Shortly after the presidential elections came to an end, a group of thousands of psychologists formed under the name: Citizen Therapists Against Trumpism. This group of psychologists wrote and published a manifesto detailing out why Trump’s declining mental health should be worrisome:
“Scapegoating and banishing groups of people who are seen as threats, including immigrants and religious minorities; degrading, ridiculing, and demeaning rivals and critics; fostering a cult of the Strong Man who appeals to fear and anger; promises to solve our problems if we just trust in him; reinvents history and has little concern for truth (and) sees no need for rational persuasion.”
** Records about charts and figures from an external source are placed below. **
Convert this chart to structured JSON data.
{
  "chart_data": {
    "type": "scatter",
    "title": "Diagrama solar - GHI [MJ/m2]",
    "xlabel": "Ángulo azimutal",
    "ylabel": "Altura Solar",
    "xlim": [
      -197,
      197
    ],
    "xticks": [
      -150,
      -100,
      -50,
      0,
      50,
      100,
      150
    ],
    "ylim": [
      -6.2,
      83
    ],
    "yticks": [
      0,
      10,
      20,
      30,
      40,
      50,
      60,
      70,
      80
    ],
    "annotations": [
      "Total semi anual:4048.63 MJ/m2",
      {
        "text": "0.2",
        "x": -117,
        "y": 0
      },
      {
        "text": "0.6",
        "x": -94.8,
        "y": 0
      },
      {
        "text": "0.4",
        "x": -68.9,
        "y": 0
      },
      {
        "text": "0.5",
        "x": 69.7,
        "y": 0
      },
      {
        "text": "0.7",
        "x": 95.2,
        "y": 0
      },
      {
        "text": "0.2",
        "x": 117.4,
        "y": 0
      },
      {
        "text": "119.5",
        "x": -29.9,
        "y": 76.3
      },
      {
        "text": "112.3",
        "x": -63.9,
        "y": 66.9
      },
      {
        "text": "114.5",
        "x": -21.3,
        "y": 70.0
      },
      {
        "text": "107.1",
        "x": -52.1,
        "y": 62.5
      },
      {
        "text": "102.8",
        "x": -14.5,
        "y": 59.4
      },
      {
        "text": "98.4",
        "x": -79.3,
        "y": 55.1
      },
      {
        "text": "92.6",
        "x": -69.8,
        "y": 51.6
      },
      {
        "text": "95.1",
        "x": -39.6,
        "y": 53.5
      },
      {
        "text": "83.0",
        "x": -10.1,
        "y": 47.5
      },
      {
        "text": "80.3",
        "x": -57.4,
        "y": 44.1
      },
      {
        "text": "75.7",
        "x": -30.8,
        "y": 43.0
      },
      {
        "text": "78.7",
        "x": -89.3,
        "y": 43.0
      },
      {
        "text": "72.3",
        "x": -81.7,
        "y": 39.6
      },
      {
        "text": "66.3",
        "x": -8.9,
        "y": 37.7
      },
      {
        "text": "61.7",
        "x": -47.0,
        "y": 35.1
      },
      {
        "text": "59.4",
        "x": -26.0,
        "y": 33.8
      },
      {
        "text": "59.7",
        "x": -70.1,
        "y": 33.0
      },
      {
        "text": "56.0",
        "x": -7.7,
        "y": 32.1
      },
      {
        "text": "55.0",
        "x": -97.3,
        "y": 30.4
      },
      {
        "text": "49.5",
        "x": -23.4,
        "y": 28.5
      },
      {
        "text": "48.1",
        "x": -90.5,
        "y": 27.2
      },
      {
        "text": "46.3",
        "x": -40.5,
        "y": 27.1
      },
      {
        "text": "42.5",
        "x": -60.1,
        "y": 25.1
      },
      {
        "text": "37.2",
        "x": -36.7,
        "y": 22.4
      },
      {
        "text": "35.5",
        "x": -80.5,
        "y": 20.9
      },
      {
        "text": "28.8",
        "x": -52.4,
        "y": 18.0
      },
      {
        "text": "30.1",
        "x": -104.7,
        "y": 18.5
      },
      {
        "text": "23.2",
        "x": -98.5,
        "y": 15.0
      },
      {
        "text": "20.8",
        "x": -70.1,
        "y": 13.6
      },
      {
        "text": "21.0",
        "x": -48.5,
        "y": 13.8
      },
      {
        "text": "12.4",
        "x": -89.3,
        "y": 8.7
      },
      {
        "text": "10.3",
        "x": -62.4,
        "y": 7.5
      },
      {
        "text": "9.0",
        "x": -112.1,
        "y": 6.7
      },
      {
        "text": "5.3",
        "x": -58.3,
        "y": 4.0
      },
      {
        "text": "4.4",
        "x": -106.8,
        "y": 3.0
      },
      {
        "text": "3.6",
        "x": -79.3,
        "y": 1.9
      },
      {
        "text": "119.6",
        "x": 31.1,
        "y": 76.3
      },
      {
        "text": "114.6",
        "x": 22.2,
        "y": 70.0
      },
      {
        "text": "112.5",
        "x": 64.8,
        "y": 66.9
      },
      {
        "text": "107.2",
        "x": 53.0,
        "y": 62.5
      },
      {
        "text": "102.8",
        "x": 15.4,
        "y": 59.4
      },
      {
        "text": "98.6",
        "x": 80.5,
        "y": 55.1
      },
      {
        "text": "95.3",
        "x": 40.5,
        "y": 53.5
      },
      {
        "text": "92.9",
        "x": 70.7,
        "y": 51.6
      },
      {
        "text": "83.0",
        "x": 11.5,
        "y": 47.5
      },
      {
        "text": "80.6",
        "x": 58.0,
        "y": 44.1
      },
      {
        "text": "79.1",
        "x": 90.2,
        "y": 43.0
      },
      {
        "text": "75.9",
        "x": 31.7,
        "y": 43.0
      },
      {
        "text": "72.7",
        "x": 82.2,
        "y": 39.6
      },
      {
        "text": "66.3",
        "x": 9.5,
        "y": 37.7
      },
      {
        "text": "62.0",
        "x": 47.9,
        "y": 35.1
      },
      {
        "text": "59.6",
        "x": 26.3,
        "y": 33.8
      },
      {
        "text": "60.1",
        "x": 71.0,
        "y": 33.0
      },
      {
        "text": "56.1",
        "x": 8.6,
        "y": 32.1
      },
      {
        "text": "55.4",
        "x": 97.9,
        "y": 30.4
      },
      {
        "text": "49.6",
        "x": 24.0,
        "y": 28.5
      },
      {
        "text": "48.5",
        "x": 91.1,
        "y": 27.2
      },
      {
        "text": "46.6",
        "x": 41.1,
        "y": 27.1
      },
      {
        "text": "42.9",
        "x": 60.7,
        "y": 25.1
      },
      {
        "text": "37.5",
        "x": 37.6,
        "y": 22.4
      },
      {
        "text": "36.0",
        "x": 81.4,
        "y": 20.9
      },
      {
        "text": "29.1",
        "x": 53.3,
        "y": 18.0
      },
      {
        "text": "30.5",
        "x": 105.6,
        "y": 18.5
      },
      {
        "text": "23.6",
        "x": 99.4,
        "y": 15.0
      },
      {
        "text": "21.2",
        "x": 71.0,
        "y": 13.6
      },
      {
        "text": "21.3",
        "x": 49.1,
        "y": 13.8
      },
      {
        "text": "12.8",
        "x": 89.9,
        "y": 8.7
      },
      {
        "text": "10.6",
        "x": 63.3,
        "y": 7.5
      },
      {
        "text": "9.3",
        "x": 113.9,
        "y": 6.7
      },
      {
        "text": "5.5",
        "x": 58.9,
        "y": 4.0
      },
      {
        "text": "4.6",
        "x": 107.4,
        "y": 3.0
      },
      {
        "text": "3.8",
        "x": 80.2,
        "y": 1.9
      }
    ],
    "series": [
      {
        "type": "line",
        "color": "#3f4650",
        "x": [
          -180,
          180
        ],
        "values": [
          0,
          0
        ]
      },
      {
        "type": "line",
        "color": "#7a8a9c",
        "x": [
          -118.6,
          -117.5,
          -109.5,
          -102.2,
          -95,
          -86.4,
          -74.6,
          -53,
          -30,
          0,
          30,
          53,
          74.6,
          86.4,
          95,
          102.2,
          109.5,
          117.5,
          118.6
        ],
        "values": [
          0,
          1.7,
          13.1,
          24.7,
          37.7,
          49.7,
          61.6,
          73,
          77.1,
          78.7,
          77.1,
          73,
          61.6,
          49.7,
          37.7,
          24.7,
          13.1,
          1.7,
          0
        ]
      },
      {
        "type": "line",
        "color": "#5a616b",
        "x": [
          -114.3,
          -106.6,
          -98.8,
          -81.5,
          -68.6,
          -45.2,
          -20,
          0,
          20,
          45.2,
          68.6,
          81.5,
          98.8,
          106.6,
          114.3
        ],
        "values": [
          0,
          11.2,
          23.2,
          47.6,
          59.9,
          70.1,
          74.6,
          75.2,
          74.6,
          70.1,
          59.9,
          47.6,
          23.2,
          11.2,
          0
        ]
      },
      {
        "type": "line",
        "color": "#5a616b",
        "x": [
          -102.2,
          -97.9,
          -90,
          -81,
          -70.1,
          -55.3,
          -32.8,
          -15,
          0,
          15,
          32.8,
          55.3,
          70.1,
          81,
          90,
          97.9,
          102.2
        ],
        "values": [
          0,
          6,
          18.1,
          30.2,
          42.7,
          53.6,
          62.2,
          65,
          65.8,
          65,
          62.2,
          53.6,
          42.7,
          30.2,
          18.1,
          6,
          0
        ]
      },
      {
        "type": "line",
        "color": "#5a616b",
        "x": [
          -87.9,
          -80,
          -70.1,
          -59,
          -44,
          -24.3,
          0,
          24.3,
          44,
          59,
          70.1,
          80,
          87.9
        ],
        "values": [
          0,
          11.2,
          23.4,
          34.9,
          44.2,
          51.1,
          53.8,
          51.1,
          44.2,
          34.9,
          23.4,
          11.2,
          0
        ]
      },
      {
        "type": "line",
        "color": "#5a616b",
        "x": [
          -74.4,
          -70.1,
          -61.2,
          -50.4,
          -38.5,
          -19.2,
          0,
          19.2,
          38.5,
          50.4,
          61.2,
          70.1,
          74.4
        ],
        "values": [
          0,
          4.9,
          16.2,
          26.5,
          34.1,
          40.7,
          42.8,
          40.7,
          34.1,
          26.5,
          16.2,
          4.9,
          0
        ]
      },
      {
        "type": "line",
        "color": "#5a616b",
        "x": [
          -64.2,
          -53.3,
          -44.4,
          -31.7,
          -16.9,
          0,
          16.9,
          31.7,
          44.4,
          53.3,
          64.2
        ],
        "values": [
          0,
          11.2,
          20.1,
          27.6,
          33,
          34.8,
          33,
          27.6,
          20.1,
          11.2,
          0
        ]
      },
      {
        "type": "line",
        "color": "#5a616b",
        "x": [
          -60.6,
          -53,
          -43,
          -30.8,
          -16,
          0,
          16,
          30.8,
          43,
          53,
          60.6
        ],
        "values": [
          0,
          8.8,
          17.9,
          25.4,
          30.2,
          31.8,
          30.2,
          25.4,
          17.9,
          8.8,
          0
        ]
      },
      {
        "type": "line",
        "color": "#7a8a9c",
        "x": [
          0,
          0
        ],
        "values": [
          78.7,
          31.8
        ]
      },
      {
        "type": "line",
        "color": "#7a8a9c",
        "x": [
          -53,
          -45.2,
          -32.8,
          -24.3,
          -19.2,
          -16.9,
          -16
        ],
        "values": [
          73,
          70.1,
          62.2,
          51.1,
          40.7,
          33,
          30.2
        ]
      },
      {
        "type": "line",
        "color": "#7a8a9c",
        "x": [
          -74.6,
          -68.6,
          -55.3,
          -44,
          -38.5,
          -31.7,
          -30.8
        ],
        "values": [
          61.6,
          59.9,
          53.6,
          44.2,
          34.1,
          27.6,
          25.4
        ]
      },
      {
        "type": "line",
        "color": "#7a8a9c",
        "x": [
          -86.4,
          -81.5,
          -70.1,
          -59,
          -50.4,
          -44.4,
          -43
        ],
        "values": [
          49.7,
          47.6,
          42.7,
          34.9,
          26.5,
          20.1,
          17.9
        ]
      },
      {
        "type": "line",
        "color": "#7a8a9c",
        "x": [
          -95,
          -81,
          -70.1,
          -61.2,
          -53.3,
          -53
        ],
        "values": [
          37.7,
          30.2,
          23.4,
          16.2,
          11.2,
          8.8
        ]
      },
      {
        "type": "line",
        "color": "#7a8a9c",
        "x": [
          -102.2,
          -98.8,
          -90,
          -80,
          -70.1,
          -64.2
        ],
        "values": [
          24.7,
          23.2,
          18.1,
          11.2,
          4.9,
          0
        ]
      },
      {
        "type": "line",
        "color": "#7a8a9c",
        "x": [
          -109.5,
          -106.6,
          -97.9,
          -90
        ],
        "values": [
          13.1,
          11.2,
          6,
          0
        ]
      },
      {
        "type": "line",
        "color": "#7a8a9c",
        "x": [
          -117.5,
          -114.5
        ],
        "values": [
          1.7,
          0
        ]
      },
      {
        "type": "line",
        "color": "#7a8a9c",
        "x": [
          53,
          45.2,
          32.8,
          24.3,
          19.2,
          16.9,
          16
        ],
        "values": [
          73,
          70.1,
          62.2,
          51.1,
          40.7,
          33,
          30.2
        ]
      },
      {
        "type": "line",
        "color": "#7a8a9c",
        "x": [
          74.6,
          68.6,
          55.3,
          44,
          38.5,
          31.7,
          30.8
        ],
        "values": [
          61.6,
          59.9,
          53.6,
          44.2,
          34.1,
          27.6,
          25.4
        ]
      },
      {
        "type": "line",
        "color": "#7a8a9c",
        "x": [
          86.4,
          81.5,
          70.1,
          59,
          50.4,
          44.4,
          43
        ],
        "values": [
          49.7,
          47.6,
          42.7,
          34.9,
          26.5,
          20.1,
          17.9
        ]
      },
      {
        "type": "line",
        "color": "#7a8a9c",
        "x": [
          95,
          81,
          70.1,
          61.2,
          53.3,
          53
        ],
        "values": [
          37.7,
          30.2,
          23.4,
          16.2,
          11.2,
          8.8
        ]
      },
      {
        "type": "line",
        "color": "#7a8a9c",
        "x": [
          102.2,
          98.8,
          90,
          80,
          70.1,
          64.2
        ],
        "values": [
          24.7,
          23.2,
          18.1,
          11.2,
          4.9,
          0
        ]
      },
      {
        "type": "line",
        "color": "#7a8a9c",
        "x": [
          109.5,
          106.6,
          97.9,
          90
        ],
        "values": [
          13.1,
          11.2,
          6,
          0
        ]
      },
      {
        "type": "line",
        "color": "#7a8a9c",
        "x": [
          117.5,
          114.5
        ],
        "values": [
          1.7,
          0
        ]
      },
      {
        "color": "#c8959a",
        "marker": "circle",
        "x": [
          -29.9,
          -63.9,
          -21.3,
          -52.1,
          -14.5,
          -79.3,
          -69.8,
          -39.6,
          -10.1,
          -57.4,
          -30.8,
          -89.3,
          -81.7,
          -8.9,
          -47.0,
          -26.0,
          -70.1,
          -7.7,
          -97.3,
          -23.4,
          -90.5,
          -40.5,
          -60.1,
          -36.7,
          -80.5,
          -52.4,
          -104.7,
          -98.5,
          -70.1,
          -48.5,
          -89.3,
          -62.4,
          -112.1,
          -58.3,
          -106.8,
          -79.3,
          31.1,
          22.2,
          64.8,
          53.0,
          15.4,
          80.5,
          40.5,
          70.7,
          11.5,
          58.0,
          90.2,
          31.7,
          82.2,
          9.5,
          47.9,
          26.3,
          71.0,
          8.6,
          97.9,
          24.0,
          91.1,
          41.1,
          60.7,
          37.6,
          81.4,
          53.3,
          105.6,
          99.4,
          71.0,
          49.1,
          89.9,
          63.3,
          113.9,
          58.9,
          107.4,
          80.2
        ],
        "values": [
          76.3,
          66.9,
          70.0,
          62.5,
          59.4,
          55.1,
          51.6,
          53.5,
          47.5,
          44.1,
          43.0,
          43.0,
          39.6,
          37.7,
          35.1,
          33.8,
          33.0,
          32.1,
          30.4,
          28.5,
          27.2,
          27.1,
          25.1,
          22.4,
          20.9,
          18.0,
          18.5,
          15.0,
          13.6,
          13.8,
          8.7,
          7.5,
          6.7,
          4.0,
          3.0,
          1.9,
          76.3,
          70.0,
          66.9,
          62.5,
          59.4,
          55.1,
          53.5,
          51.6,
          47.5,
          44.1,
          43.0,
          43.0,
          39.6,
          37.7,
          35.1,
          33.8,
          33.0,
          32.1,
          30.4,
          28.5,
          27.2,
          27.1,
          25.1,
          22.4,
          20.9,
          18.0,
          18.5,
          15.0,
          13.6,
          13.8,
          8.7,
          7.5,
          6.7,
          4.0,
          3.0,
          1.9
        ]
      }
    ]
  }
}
Other psychologists urge caution to those who are attempting to diagnose a person they have never met, but the American Psychiatry Association has a narcissism checklist to help folks spot the disorder for themselves—so, we’ll let you decide.
How many of these points do you think Trump displays on a regular basis?
- Has a grandiose sense of self-importance (e.g., exaggerates achievements and talents, expects to be recognised as superior without commensurate achievements).
- Is preoccupied with fantasies of unlimited success, power, brilliance, beauty, or ideal love.
- Believes that he or she is “special” and unique and can only be understood by, or should associate with, other special or high-status people (or institutions).
- Requires excessive admiration.
- Has a sense of entitlement, i.e., unreasonable expectations of especially favourable treatment or automatic compliance with his or her expectations.
- Is interpersonally exploitative, i.e., takes advantage of others to achieve his or her own ends.
- Lacks empathy: is unwilling to recognise or identify with the feelings and needs of others.
- Is often envious of others or believes that others are envious of him or her.
- Shows arrogant, haughty behaviours or attitudes.